The firm continued its work within both its traditional and the general commercial market, including for significant clients such as the Scottish Catholic International Aid Fund (SCIAF), while advancing to become a litho house by the 1990s, and the family’s fourth generation now working in the business.

However, with growing competition and minimal margins, this meant that there was a reluctant, but ultimately inevitable, decision to cease the printing operation of John S Burns & Sons in 2004. However, Frank and Michael have continued to keep the spirit of the business alive, both through their own respective businesses and in the creation of the new book.

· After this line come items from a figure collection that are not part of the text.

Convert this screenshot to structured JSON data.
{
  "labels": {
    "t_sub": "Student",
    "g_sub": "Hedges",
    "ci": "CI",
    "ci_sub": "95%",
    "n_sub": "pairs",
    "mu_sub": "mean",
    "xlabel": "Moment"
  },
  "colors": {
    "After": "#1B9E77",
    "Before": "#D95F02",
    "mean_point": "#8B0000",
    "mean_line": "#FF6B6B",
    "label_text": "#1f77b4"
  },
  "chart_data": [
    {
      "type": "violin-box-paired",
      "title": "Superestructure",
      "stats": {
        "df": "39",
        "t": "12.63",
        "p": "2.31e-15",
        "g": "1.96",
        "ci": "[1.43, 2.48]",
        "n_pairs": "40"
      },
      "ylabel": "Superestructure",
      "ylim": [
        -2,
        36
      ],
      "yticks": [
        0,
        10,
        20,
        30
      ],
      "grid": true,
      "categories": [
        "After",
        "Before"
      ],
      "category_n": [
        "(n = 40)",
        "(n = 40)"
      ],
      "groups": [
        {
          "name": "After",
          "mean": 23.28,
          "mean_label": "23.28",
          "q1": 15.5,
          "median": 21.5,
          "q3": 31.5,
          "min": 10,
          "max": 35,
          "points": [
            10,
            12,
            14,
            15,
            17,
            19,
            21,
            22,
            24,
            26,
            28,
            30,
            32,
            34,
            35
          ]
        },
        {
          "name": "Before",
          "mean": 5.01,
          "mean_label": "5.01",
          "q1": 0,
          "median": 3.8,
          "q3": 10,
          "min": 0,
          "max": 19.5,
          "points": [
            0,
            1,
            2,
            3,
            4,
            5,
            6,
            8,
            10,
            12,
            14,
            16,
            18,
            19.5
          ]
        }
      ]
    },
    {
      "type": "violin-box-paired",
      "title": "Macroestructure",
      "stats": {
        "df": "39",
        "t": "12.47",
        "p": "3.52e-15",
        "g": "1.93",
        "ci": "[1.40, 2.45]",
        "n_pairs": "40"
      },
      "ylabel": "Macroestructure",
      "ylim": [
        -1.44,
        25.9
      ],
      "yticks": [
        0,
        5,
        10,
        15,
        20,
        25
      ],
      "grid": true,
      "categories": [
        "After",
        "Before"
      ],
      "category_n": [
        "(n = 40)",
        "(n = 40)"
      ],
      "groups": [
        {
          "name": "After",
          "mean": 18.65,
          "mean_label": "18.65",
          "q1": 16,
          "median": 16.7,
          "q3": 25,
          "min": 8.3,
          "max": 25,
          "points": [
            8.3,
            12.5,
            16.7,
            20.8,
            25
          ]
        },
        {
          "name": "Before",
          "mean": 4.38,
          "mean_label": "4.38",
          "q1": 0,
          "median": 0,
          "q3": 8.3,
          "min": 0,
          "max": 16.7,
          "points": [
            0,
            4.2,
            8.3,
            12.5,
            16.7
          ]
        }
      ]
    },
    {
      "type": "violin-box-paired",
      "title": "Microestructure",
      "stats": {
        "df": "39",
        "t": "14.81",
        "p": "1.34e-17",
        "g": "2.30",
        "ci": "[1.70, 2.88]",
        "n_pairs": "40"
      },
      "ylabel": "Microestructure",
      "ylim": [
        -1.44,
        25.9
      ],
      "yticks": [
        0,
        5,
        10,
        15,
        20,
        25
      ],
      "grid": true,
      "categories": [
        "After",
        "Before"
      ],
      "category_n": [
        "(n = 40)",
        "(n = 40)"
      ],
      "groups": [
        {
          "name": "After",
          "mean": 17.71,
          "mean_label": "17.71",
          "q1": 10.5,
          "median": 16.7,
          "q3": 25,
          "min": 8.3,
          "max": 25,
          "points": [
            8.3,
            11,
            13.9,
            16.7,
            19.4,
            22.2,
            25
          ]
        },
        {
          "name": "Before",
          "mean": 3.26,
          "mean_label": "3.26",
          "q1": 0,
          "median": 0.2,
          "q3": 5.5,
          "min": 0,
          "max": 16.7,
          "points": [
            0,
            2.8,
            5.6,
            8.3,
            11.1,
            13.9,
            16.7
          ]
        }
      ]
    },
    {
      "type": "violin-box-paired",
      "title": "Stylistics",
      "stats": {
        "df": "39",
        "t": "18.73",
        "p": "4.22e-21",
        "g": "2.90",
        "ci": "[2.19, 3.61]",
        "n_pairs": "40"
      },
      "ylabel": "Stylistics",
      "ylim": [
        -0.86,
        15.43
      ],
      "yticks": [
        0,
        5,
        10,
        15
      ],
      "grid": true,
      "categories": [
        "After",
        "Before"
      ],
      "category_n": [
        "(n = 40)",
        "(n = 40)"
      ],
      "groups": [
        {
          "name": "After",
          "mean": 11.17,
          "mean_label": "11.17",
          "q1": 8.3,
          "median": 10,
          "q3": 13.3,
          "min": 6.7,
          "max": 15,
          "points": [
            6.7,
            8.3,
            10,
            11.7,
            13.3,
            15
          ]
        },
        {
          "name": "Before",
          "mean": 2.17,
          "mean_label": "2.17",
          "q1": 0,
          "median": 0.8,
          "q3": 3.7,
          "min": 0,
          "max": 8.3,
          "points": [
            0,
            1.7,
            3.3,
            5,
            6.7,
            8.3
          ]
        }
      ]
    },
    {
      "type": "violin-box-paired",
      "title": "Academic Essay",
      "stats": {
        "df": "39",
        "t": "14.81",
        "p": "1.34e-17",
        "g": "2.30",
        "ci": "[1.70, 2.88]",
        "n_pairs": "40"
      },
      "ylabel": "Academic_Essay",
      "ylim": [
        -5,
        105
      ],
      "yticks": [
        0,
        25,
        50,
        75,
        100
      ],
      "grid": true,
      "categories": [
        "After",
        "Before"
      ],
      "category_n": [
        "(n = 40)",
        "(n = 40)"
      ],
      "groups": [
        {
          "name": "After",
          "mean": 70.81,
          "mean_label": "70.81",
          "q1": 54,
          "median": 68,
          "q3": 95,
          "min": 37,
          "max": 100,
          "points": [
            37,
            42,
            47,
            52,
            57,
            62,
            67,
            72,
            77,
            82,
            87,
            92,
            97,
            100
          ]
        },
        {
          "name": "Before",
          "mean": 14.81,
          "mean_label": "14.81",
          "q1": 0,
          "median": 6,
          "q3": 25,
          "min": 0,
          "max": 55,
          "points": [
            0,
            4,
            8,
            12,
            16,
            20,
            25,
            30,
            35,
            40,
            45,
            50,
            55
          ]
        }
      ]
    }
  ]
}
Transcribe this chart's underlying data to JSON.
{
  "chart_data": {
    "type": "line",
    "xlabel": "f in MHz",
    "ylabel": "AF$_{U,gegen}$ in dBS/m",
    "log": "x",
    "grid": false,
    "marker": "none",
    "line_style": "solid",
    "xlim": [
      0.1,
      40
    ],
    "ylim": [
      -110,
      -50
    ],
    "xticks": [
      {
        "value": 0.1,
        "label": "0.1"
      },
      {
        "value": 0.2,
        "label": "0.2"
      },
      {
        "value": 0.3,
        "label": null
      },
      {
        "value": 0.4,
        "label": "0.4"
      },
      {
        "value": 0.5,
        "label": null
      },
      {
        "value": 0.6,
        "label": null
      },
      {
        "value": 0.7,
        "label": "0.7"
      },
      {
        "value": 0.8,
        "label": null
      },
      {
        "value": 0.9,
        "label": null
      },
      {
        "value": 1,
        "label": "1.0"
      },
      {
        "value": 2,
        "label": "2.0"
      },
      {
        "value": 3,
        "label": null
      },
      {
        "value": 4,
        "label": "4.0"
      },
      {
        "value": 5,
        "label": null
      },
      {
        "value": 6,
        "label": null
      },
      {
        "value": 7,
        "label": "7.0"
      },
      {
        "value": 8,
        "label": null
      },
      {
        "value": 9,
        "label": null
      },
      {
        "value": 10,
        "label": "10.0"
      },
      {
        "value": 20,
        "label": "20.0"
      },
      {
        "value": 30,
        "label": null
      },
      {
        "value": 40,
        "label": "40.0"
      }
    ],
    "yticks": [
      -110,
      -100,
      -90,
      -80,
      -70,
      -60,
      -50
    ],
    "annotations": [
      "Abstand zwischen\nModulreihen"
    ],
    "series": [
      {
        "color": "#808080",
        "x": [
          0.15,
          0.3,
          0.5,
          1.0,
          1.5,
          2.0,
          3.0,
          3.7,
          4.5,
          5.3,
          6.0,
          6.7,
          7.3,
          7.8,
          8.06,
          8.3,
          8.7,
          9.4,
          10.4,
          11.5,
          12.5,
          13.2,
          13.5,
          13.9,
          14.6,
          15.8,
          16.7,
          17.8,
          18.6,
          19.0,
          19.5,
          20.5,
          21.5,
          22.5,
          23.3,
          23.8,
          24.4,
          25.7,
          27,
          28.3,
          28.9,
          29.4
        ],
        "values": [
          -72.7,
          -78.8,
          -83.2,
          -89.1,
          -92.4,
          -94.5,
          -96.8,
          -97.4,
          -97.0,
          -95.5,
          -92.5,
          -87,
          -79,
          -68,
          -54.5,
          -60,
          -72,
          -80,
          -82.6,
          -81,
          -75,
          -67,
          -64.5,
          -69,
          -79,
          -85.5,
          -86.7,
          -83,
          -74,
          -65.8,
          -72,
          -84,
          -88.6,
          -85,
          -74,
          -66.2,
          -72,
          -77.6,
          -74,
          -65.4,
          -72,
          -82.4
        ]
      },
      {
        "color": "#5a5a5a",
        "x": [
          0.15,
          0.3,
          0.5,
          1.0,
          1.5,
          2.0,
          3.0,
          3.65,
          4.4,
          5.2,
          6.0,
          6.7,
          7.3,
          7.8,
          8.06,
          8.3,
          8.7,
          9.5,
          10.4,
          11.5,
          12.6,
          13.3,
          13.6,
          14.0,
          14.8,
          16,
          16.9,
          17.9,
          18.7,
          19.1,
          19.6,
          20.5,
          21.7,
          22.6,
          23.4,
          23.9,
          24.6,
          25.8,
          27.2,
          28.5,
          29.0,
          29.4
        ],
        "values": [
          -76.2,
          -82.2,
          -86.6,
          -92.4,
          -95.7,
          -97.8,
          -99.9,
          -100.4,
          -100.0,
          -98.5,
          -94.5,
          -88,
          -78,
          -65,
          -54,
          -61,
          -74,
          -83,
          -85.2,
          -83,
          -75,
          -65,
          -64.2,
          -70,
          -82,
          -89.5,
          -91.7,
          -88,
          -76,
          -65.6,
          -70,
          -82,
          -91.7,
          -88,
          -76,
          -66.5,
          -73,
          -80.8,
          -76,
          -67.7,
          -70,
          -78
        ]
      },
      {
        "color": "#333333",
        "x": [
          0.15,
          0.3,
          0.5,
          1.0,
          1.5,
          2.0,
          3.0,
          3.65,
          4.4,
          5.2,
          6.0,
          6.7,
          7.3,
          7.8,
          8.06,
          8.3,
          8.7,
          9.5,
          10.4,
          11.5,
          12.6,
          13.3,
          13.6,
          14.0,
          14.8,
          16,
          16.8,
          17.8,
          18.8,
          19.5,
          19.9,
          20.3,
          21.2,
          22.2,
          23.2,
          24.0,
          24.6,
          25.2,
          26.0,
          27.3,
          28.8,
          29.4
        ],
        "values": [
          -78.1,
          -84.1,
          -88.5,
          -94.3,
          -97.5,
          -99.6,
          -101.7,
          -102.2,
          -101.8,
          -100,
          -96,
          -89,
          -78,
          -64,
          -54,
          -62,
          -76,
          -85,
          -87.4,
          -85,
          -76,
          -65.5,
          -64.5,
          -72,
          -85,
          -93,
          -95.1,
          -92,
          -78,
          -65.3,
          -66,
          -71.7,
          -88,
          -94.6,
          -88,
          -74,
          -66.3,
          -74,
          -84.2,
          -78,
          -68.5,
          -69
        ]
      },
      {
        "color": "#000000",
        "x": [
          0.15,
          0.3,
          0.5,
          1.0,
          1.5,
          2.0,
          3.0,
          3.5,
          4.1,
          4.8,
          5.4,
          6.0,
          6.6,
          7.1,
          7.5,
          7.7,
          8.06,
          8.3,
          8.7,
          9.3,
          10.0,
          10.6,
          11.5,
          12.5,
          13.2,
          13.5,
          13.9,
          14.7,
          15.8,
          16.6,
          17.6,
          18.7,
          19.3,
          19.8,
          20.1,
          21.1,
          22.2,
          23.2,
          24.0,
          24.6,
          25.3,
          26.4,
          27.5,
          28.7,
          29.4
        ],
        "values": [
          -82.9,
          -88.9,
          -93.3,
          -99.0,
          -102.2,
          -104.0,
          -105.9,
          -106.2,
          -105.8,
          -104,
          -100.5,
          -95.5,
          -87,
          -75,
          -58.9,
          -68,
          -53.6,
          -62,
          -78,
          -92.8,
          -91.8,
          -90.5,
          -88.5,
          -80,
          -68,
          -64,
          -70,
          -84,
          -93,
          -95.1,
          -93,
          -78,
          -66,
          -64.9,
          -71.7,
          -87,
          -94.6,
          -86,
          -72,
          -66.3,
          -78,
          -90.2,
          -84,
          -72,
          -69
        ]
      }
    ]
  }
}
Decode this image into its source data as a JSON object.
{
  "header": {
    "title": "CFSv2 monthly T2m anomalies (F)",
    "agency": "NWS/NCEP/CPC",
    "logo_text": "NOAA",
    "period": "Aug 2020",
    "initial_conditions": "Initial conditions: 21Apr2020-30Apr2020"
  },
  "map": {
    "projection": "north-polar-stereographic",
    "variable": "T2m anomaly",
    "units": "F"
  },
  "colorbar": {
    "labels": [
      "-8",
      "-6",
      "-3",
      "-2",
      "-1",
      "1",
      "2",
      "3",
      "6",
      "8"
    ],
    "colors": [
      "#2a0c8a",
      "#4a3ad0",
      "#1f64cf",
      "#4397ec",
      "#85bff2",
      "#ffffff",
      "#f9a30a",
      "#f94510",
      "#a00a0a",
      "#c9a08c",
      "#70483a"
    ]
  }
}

He said: “I’ve been thinking about it for a long time, I just wanted to put it down, it’s quite an important history of the company, it’s kind of the history of Catholic printing and publishing. Particularly in the 1930s and 1940s and 1950s, I think it’s quite an interest story, but the catalyst for this was that I was 60 years in printing this year, this month actually, so I thought if I don’t do it now, I’ll never do it. That was kind of the catalyst for getting it done.”

Creating history

Upon reading another booklet on the history of printing in Glasgow, Frank noticed that his own family’s business was absent from the list, and as such set out to rectify this golden piece of history to ensure it was not lost.

He explained: “I did see a booklet recently about printing in Scotland, printing in Glasgow, and John S Burns was not mentioned in it. I thought that was an omission, so I thought I would rectify it by doing our own thing.”

The new book, although not for public sale, has been sent to libraries, the Scottish Printing Archival Trust, and the Mitchell Library, ‘just to have it there for a record for history.’

An ongoing legacy

Today, both brothers continue to operate within the printing industry; the continuing legacy of a wealth of printed and published history—in an industry that, despite shaping and adapting itself to the onset of the technological revolution, has withstood the test of time to carry an important place in the printed life of the Church in Scotland.

Frank said: “My brother Michael and I are still involved, we’re in separate wee companies, but in a smaller way than it used to be. More or less we’re almost back to where we started, in that the work that my brother and I do is almost exclusively for the Catholic Church.